14.02.2020 - Erfurt (dpa) - Politisches Novum: Erstmals seit der Wiedervereinigung wird Thüringen bei einer Bundesratssitzung nicht vertreten sein. Der geschäftsführende Ministerpräsident Thomas Kemmerich (FDP) hat über einen Parteisprecher angekündigt, dass er am Freitag nicht zur Sitzung der Länderkammer nach Berlin fährt. Der Grund: Kemmerich, der durch seine Wahl mit Stimmen der AfD für ein politisches Beben sorgte, will mit seiner Anwesenheit nicht provozieren.

  • Thomas Kemmerich (FDP), Ministerpräsident von Thüringen, schaut zu Boden. Foto: Bodo Schackow/dpa-Zentralbild/dpa/Archivbild © dpa - Deutsche Presse-Agentur

    Thomas Kemmerich (FDP), Ministerpräsident von Thüringen, schaut zu Boden. Foto: Bodo Schackow/dpa-Zentralbild/dpa/Archivbild © dpa - Deutsche Presse-Agentur GmbH

Vertreter der bisherigen rot-rot-grünen Regierungskoalition kritisieren seine Entscheidung. Ex-Ministerpräsident Bodo Ramelow (Linke) sieht in der Nichtteilnahme ein erstes Indiz für eine heraufziehende Staatskrise in Thüringen. «Ich hoffe, dass jeder Landtagsabgeordnete verinnerlicht, was es heißt, wenn wir keine Landesregierung haben», sagte Ramelow der dpa. Er will sich erneut der Ministerpräsidentenwahl stellen, wenn es für ihn eine Mehrheit ohne AfD-Stimmen gibt - dafür sind jedoch mindestens vier Stimmen von CDU oder FDP nötig.

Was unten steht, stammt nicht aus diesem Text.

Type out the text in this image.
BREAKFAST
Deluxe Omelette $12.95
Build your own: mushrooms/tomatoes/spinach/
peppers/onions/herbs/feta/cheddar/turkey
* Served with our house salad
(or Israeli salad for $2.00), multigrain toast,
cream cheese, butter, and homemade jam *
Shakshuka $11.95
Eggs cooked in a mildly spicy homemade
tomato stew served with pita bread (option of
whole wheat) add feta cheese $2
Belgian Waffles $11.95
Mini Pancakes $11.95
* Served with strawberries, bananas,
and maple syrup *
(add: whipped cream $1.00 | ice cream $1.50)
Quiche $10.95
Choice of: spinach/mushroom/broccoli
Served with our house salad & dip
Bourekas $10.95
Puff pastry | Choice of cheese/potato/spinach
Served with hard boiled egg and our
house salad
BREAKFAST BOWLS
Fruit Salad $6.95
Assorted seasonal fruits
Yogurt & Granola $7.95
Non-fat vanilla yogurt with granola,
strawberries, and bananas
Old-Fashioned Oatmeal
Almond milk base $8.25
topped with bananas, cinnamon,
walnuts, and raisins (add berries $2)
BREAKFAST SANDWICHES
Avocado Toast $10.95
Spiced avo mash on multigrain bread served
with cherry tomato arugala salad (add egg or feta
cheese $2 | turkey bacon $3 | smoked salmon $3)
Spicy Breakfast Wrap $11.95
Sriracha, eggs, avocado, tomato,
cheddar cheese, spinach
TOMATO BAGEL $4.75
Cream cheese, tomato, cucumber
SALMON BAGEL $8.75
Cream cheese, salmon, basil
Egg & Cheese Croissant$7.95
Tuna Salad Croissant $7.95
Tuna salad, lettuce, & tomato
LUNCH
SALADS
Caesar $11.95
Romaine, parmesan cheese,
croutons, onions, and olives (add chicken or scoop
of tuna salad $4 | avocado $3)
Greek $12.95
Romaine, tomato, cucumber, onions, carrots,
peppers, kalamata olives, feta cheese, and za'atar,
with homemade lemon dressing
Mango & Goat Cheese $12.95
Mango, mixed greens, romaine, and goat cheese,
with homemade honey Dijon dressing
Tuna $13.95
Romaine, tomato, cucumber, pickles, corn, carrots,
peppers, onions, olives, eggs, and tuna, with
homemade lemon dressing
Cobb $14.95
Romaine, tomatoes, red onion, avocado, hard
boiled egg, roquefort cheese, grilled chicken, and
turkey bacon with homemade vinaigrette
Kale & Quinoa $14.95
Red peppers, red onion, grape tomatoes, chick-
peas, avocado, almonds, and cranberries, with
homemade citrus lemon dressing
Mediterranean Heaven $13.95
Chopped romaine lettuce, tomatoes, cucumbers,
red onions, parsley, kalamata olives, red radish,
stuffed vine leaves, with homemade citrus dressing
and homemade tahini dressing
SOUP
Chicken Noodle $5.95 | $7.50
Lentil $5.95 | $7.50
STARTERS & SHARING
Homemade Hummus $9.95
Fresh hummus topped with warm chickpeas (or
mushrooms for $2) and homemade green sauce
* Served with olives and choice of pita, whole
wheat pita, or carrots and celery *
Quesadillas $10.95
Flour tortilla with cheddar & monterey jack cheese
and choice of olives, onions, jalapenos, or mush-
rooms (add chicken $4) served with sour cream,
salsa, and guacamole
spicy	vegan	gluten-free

Kemmerich, der drei Tage nach seiner Wahl zurücktrat, ist nur geschäftsführend im Amt und ohne Minister.

Seine Nichtteilnahme als einziger Thüringer Regierungsvertreter kommt nach Angaben einer Bundesratssprecherin einer Stimmenthaltung des Landes gleich. Thüringen hat vier Stimmen. Ob es bereits vorgekommen ist, dass ein Bundesland der Bundesratssitzung fern blieb, ist offen. Dazu lägen keine Statistiken vor, hieß es.